O primeiro título da publisher americana Electronic Arts (EA) a oferecer suporte ao cross-play, ou seja, a permitir que usuários de uma plataforma disputam partidas contra os de outra, é Need for Speed Heat. Originalmente lançado em novembro de 2019 para PlayStation 4, Xbox One e PC, o jogo ganhou uma atualização que inaugura a capacidade de integrar consoles e computadores na mesma partida.

Com este update, temos uma nova aba dentro do jogo, intitulada “EA Friends”, na qual estarão listados os seus amigos que são proprietários de uma cópia do jogo, independente da plataforma. Esse mesmo menu exibe amigos online em tempo real, ajustando-se para refletir quem entra e quem sai.

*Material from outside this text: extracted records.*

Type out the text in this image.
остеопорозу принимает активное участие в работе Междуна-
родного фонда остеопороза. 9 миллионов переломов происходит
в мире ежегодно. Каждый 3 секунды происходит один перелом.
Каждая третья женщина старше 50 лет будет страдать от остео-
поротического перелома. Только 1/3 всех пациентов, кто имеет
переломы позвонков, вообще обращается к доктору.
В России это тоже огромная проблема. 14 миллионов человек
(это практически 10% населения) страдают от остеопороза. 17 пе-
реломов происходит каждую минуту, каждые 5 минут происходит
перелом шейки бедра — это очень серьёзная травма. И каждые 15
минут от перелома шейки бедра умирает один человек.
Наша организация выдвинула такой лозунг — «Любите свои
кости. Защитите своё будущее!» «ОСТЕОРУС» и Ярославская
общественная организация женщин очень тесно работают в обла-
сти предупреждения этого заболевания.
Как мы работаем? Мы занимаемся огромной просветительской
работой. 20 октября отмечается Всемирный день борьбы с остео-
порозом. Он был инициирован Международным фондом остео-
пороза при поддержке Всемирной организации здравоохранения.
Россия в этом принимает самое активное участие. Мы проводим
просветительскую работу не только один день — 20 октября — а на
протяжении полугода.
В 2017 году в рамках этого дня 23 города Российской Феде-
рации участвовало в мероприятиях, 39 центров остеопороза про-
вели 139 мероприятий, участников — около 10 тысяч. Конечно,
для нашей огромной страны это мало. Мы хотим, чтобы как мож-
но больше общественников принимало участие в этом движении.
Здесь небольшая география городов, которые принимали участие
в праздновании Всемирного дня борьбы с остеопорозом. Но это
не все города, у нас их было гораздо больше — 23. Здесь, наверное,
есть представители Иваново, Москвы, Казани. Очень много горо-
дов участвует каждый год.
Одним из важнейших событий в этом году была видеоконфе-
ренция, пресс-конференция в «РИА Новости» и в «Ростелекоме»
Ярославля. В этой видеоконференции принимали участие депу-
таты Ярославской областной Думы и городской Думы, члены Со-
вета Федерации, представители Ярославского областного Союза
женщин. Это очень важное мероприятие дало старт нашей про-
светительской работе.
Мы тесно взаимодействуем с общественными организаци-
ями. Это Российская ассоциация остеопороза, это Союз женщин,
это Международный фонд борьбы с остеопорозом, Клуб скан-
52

Usando um comando específico, será possível convidar as pessoas para disputar uma corrida. Outros benefícios da atualização são uma série de ajustes de bugs variados.

Vale ressaltar que essa atualização será a última de Need for Speed Heat, já que os estúdios Criterion Games, que reassumiram o controle da franquia há pouco tempo, já confirmaram que a próxima entrada do game de corridas de rua está em produção.

De acordo com Matt Webster, gerente geral da Criterion, o próximo jogo da série “trará o ponto de vista único do estúdio, sensação incomparável de jogo e inovações de alta qualidade”. Ele também confirmou que este Need for Speed será baseado no feedback recebido pela comunidade sobre os erros e acertos de Heat.

Need for Speed Heat é o último jogo da franquia a ser desenvolvido pelos estúdios Ghost Games, cujo comando da série de corrida coleta mais erros do que acertos. A recepção do jogo foi mista, com diversos analistas ressaltando os aspectos radicais do jogo, mas sem deixar de mencionar quedas de taxa de quadros e quebra de visual durante os momentos de maior velocidade da partida.

Esse ponto negativo para o visual também foi refletido em nossa análise do jogo, publicada em 20 de novembro de 2019: “Os efeitos de iluminação chamam a atenção aqui, mas também algumas das falhas gráficas, como os pop-ins de objetos ou as texturas que demoram a carregar nas velocidades mais altas sempre presentes em um jogo de corrida. São elementos feios e que depõem contra o conjunto visual, mas que, felizmente, não atrapalham na jogabilidade, o ponto central de qualquer título desse gênero”, publicamos.

E aí, a adição do recurso cross-play muda muita coisa para você?